In that third debate, repeating a point she’d made in May, Haley said that she would “sign anything where we can get sixty Senate votes” to break a filibuster—and that was unlikely to happen. Days later, Haley told a Christian forum she’d sign a six-week ban on abortion if she were still governor of South Carolina. “Whatever the people decide,” she said. Some have taken from her remarks, and a conversation with a prominent Christian activist in Iowa, that she’d also sign a national six-week ban as president.
FROM TRUMP’S PERSPECTIVE, Haley’s most stunning reversal is her 2021 statement that she would not run for president if Trump entered the 2024 race. She walked that back early this year and now she’s one of Trump’s targets.
He mocked her this month in Iowa for running against him after promising she wouldn’t:
“Sir, I will never ever vote against you. You are the greatest president in my lifetime.” It’s not that long. She’s not that old, actually. I would’ve preferred if she said in generations, but. . . .
What is she, 54 or something? I’ll take the 54, right? But “You are the greatest president. Sir, I will never. . .” She’d said it over and over again. “I will never. . .” “Will you ever run against. . .” “No, I will not. He’s been a great president. I will not do it.” Two months later, “Ladies and gentlemen, I’d like to announce my candidacy.” . . . I know her well. She’s not up to the job.
Actually, Haley is 51, and is wielding the age issue against both Trump and Joe Biden with her proposal for “mandatory mental competency tests” for candidates over 75. Trump’s response was akin to Ronald Reagan’s 1984 joke about not using Walter Mondale’s “youth and inexperience” against him. Just not as funny.
HALEY’S VIEWS on taxes, spending, social programs and health care—adamantly against Medicaid expansion and a federal health care role generally—are in diametric opposition to mine, but to be fair, they have been consistent. The same can be said of her foreign policy positions, which do align with mine: Strong for Ukraine and Israel, strong against dictators and autocrats. I hear all the voices, including my husband’s, pointing out that whatever Haley’s weaknesses, she is no Trump. And thank goodness for that.
At this point she is no Kerry, either.

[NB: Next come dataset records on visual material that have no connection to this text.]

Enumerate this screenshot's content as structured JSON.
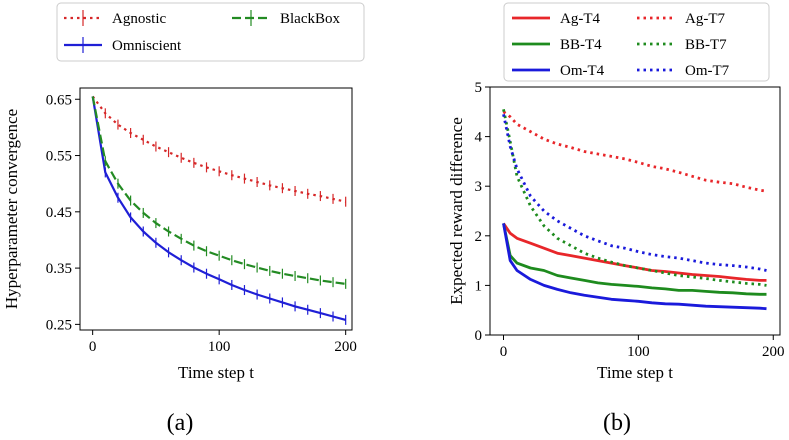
{
  "chart_data": [
    {
      "type": "line",
      "panel": "(a)",
      "xlabel": "Time step t",
      "ylabel": "Hyperparameter convergence",
      "xlim": [
        -10,
        205
      ],
      "ylim": [
        0.24,
        0.67
      ],
      "xticks": [
        0,
        100,
        200
      ],
      "yticks": [
        0.25,
        0.35,
        0.45,
        0.55,
        0.65
      ],
      "ytick_labels": [
        "0.25",
        "0.35",
        "0.45",
        "0.55",
        "0.65"
      ],
      "legend_position": "top, outside",
      "grid": false,
      "error_bars": true,
      "series": [
        {
          "name": "Agnostic",
          "color": "#d62728",
          "style": "dotted",
          "x": [
            0,
            10,
            20,
            30,
            40,
            50,
            60,
            70,
            80,
            90,
            100,
            110,
            120,
            130,
            140,
            150,
            160,
            170,
            180,
            190,
            200
          ],
          "y": [
            0.655,
            0.625,
            0.605,
            0.59,
            0.578,
            0.566,
            0.556,
            0.546,
            0.537,
            0.529,
            0.522,
            0.515,
            0.509,
            0.503,
            0.497,
            0.492,
            0.487,
            0.482,
            0.478,
            0.473,
            0.468
          ]
        },
        {
          "name": "Omniscient",
          "color": "#1f1fd6",
          "style": "solid",
          "x": [
            0,
            10,
            20,
            30,
            40,
            50,
            60,
            70,
            80,
            90,
            100,
            110,
            120,
            130,
            140,
            150,
            160,
            170,
            180,
            190,
            200
          ],
          "y": [
            0.655,
            0.52,
            0.475,
            0.44,
            0.415,
            0.395,
            0.378,
            0.364,
            0.351,
            0.34,
            0.33,
            0.32,
            0.311,
            0.303,
            0.296,
            0.289,
            0.282,
            0.276,
            0.27,
            0.264,
            0.258
          ]
        },
        {
          "name": "BlackBox",
          "color": "#238b23",
          "style": "dashed",
          "x": [
            0,
            10,
            20,
            30,
            40,
            50,
            60,
            70,
            80,
            90,
            100,
            110,
            120,
            130,
            140,
            150,
            160,
            170,
            180,
            190,
            200
          ],
          "y": [
            0.655,
            0.54,
            0.5,
            0.47,
            0.448,
            0.43,
            0.415,
            0.402,
            0.39,
            0.38,
            0.372,
            0.364,
            0.357,
            0.351,
            0.345,
            0.34,
            0.336,
            0.332,
            0.328,
            0.325,
            0.322
          ]
        }
      ]
    },
    {
      "type": "line",
      "panel": "(b)",
      "xlabel": "Time step t",
      "ylabel": "Expected reward difference",
      "xlim": [
        -10,
        205
      ],
      "ylim": [
        0,
        5
      ],
      "xticks": [
        0,
        100,
        200
      ],
      "yticks": [
        0,
        1,
        2,
        3,
        4,
        5
      ],
      "ytick_labels": [
        "0",
        "1",
        "2",
        "3",
        "4",
        "5"
      ],
      "legend_position": "top, outside",
      "grid": false,
      "series": [
        {
          "name": "Ag-T4",
          "color": "#e8262a",
          "style": "solid",
          "x": [
            0,
            5,
            10,
            20,
            30,
            40,
            50,
            60,
            70,
            80,
            90,
            100,
            110,
            120,
            130,
            140,
            150,
            160,
            170,
            180,
            190,
            195
          ],
          "y": [
            2.25,
            2.05,
            1.95,
            1.85,
            1.75,
            1.65,
            1.6,
            1.55,
            1.5,
            1.45,
            1.4,
            1.35,
            1.3,
            1.28,
            1.25,
            1.22,
            1.2,
            1.18,
            1.15,
            1.12,
            1.1,
            1.1
          ]
        },
        {
          "name": "BB-T4",
          "color": "#1e8b1e",
          "style": "solid",
          "x": [
            0,
            5,
            10,
            20,
            30,
            40,
            50,
            60,
            70,
            80,
            90,
            100,
            110,
            120,
            130,
            140,
            150,
            160,
            170,
            180,
            190,
            195
          ],
          "y": [
            2.25,
            1.6,
            1.45,
            1.35,
            1.3,
            1.2,
            1.15,
            1.1,
            1.05,
            1.02,
            1.0,
            0.98,
            0.95,
            0.93,
            0.9,
            0.9,
            0.88,
            0.86,
            0.85,
            0.83,
            0.82,
            0.82
          ]
        },
        {
          "name": "Om-T4",
          "color": "#1a1adb",
          "style": "solid",
          "x": [
            0,
            5,
            10,
            20,
            30,
            40,
            50,
            60,
            70,
            80,
            90,
            100,
            110,
            120,
            130,
            140,
            150,
            160,
            170,
            180,
            190,
            195
          ],
          "y": [
            2.25,
            1.5,
            1.3,
            1.12,
            1.0,
            0.92,
            0.85,
            0.8,
            0.76,
            0.72,
            0.7,
            0.68,
            0.65,
            0.63,
            0.62,
            0.6,
            0.58,
            0.57,
            0.56,
            0.55,
            0.54,
            0.53
          ]
        },
        {
          "name": "Ag-T7",
          "color": "#e8262a",
          "style": "dotted",
          "x": [
            0,
            5,
            10,
            20,
            30,
            40,
            50,
            60,
            70,
            80,
            90,
            100,
            110,
            120,
            130,
            140,
            150,
            160,
            170,
            180,
            190,
            195
          ],
          "y": [
            4.5,
            4.4,
            4.25,
            4.1,
            3.95,
            3.85,
            3.78,
            3.7,
            3.65,
            3.6,
            3.55,
            3.48,
            3.4,
            3.35,
            3.28,
            3.2,
            3.12,
            3.08,
            3.05,
            2.98,
            2.92,
            2.9
          ]
        },
        {
          "name": "BB-T7",
          "color": "#1e8b1e",
          "style": "dotted",
          "x": [
            0,
            5,
            10,
            20,
            30,
            40,
            50,
            60,
            70,
            80,
            90,
            100,
            110,
            120,
            130,
            140,
            150,
            160,
            170,
            180,
            190,
            195
          ],
          "y": [
            4.55,
            3.9,
            3.2,
            2.6,
            2.2,
            1.95,
            1.8,
            1.65,
            1.55,
            1.47,
            1.4,
            1.35,
            1.3,
            1.25,
            1.2,
            1.17,
            1.14,
            1.1,
            1.07,
            1.04,
            1.02,
            1.0
          ]
        },
        {
          "name": "Om-T7",
          "color": "#1a1adb",
          "style": "dotted",
          "x": [
            0,
            5,
            10,
            20,
            30,
            40,
            50,
            60,
            70,
            80,
            90,
            100,
            110,
            120,
            130,
            140,
            150,
            160,
            170,
            180,
            190,
            195
          ],
          "y": [
            4.45,
            3.8,
            3.35,
            2.8,
            2.5,
            2.3,
            2.15,
            2.0,
            1.9,
            1.8,
            1.75,
            1.68,
            1.62,
            1.58,
            1.55,
            1.5,
            1.45,
            1.42,
            1.4,
            1.37,
            1.33,
            1.3
          ]
        }
      ]
    }
  ]
}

Kerry and Bush both had their share of flips and flops, but it was Kerry who paid a high price for a single short sentence: “I actually did vote for the $87 billion before I voted against it.” The subject was a bill funding military operations in Afghanistan and Iraq, and he was trying to say he’d voted for a version that reduced some of Bush’s tax cuts because he thought the wealthiest people in America should “share the burden of paying for that war.”
To Kerry, it was “one of those inarticulate moments.” To Team Bush, it was campaign gold.
So far, Haley’s flip-flops have escaped this level of weaponization. That may be because the four-times-indicted Trump has such a commanding lead over the GOP primary field, or because so many other candidates—from Haley to Chris Christie to Ron DeSantis to Trump himself—have fudged and back-flipped and danced around hot-button issues and people. There’s very little safe space in the GOP these days.
Haley has frequently promoted her own candidacy by making the stone-cold, values-free case that Trump is unelectable. That is not borne out in recent polling that has induced panic among some Democrats and Never Trumpers. Which raises the question, is Haley any more electable than Trump? Maybe. Yet she has created such a muddle on abortion rights and the Trump/MAGA threat to democracy that it’s unclear if she’d win over more people than expected, or alienate more of them.
Who can be confident about what she’d do on abortion or Trump? The right? The left? The center? Who knows. Haley says she’s never lost an election. Maybe that’s the plan. Beat the odds and win, then figure out the rest later.